Blocking social media is never a good idea

The Junta's online content monitoring panel has announced it will seek cooperation from social media companies to block access in Thailand to Facebook pages, Line groups and YouTube videos deemed to have inappropriate content.

Special attention will be given to social media tools that could violate the lese majeste law and endanger national security.

The move is aimed at curbing content that defies the National Council for Peace and Order (NCPO)'s 12th, 17th, and 18th announcements. These orders stipulated that online operators must remove messages deemed as provocative, an incitement to violence, critical of military leaders, and likely to cause misunderstanding among the public or disturb peace and order. The junta's orders also made it clear that insulting the monarchy on social media was unacceptable.

The fact that the junta is seeking such cooperation, along with the outcry among Thailand's legion of Facebook users when the website briefly became unavailable on Wednesday, once again reflected the massive influence of social media on modern Thai society.

According to the magazine Positioning, 28 million Thais (41.9 per cent of population) use Facebook. Out of that number, 85 per cent are active users.

Popular activities include posting images, checking-in to display location, posting links and making status updates.

The NCPO bans the use of social media to undertake political provocation. It is among the conditions for those summoned and subsequently freed by the NCPO.

After being released on Wednesday, United Front for Democracy Against Dictatorship (UDD) chairman Jatuporn Prompan posted the message that he had reached home safely and thanked his supporters for their moral support.

Aside from a picture of him and other UDD leaders being released he has not posted any more messages on Facebook.

UDD secretary-general Nuttawut Saikuar was not active on Facebook. His page was updated with posts in which others tagged him. However, many supporters sent him moral support via the page.

Likewise, ex-UDD leader Thida Tavonseth's page, which had been updated daily, has remained unaltered since a picture of the released UDD leaders was posted. There have been no posts since then.

Former Pheu Thai MP Woravat Auapinyakul became active for the first time since February 13 yesterday by posting a link to a video titled "A Giant Anaconda Swallows a Small Kid".

Over the weekend, pictures of Chitpas Kridakorn and fellow members of the People's Democratic Reform Committee (PDRC) reporting to the NCPO were accompanied by a note saying they had been posted by the administrator of her Facebook page. On Monday the posts no longer contained the note.

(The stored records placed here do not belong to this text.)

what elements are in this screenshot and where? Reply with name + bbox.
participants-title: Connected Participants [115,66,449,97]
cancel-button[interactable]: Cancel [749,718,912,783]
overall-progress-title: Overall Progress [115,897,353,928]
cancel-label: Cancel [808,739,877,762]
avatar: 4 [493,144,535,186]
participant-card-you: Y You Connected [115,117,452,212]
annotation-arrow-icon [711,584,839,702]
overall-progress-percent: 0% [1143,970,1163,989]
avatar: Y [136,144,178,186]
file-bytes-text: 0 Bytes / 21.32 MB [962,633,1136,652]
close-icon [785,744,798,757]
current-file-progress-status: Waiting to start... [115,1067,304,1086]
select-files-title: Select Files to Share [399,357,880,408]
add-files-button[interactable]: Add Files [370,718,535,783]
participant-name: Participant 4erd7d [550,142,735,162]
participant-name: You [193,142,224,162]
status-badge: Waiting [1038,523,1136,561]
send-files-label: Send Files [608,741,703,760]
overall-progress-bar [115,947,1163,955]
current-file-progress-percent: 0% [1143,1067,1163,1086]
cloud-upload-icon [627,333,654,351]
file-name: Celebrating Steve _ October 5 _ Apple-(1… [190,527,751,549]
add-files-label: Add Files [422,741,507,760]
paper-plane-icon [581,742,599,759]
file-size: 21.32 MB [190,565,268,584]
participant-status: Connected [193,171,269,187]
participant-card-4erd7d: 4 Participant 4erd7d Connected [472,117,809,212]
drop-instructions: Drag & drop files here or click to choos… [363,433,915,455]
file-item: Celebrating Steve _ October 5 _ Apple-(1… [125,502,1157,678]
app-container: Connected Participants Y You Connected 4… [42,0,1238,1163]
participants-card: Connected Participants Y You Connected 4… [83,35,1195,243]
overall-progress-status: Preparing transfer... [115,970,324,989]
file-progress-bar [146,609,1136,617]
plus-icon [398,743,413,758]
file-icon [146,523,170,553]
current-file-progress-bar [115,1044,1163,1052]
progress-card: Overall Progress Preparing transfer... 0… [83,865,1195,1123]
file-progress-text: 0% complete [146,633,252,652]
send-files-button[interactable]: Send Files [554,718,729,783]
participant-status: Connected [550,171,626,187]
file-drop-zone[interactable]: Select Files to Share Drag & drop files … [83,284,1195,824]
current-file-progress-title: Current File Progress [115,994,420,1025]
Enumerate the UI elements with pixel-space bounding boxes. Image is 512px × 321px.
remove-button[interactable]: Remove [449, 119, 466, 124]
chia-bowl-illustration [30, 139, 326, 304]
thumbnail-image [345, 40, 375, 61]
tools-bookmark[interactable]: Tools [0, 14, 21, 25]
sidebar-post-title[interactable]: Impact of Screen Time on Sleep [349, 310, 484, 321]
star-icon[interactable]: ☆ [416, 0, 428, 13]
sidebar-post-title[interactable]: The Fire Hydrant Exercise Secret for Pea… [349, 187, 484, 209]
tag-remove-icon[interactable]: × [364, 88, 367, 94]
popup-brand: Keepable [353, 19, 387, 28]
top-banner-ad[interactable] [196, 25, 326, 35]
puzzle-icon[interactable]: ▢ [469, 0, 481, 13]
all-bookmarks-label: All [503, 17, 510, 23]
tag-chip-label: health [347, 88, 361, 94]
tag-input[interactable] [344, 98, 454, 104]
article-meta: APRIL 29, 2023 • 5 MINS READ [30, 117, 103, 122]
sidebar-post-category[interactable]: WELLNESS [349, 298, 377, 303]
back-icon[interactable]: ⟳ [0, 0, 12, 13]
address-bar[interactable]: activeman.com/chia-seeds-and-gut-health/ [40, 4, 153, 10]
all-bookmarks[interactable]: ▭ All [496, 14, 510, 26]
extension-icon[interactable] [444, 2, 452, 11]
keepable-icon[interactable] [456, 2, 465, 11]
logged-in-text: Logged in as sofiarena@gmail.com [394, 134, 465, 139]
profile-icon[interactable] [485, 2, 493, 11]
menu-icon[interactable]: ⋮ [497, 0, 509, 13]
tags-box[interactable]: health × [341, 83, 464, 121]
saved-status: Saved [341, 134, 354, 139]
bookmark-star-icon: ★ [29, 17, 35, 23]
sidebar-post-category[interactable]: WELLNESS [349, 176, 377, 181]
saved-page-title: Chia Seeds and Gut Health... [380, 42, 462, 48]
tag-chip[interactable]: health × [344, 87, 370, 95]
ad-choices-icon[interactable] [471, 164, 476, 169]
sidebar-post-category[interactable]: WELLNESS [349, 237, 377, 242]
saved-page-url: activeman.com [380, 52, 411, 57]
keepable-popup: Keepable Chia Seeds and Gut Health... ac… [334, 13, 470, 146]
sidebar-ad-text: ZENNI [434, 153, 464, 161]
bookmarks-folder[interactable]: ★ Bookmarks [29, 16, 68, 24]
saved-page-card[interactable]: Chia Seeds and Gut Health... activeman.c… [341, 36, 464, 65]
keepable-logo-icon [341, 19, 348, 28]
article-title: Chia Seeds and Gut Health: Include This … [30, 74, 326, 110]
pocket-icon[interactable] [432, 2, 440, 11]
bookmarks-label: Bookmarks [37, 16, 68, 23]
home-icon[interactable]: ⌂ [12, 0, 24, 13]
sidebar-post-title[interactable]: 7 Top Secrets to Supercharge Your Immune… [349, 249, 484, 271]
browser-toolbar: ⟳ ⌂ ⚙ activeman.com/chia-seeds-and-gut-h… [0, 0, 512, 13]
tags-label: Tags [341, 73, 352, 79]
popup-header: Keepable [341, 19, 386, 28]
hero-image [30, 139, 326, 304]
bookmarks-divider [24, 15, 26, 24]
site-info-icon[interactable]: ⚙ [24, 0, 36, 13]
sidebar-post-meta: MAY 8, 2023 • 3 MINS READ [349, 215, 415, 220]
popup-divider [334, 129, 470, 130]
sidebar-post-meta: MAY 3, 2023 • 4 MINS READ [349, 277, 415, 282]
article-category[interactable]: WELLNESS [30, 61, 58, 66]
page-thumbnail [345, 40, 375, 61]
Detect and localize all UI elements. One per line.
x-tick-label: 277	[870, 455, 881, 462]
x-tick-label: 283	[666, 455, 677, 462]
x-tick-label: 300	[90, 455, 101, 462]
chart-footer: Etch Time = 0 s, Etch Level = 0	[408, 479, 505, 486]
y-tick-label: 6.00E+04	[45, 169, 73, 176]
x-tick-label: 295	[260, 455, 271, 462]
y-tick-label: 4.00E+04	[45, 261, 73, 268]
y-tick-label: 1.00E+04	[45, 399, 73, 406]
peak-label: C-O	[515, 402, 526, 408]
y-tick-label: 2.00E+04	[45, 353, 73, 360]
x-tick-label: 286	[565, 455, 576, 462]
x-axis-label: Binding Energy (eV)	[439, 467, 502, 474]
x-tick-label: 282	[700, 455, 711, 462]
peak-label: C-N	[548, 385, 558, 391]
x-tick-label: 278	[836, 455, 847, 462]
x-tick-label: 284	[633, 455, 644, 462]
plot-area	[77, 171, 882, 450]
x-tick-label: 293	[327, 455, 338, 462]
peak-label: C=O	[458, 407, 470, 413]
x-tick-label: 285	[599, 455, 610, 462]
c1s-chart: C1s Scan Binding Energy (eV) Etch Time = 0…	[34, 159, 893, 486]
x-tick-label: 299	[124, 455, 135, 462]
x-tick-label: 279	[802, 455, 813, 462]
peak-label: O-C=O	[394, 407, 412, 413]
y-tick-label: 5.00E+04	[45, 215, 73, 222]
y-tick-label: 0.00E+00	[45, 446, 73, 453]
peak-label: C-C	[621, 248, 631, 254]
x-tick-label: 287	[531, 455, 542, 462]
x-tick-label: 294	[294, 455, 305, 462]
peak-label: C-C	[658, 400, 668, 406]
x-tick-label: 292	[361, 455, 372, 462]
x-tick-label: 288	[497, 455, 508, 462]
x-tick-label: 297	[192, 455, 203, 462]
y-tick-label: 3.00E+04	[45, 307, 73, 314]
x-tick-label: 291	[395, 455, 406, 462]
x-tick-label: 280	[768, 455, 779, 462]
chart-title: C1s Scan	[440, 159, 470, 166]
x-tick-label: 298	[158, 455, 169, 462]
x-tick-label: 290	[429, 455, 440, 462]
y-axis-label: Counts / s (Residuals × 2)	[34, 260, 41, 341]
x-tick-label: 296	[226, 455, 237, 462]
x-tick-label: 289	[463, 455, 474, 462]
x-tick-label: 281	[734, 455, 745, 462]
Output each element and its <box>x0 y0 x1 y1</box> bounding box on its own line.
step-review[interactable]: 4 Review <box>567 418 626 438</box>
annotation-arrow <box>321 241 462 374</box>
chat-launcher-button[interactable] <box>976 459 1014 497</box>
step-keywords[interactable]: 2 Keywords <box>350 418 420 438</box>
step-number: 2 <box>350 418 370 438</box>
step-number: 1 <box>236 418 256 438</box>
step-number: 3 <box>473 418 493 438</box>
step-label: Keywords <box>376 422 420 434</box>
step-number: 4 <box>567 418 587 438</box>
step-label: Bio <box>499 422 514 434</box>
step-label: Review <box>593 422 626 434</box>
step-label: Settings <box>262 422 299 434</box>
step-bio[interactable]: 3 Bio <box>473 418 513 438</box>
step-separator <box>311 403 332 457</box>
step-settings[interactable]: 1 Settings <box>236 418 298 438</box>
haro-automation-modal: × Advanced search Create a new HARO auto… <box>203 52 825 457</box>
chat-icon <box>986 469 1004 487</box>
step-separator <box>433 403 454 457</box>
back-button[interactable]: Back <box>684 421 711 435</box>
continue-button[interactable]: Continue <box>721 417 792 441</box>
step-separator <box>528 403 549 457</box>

In the past few days, she has posted messages of support to Pattani residents and group photos of the PDRC leadership wearing soldier-style T-shirts celebrating PDRC leader Nataphol Teepsuwan's birthday together.

PDRC secretary-general Suthep Thaugsuban's page featured content similar to that of Chitpas, including pictures of him visiting victims of political violence.

The NCPO's Facebook page has not been active since May 22, the day of the coup. It displayed a message that it was not the official page of the NCPO but was set up for people who are interested in the council.

However, on Twitter, @ArmyPR_News has been very active in updating the NCPO's activities. After one week under the military administration, much of the heated debate on social media, especially Facebook, has died down.

Nevertheless, the junta should keep in mind that a total blockage of social media would not be a popular step.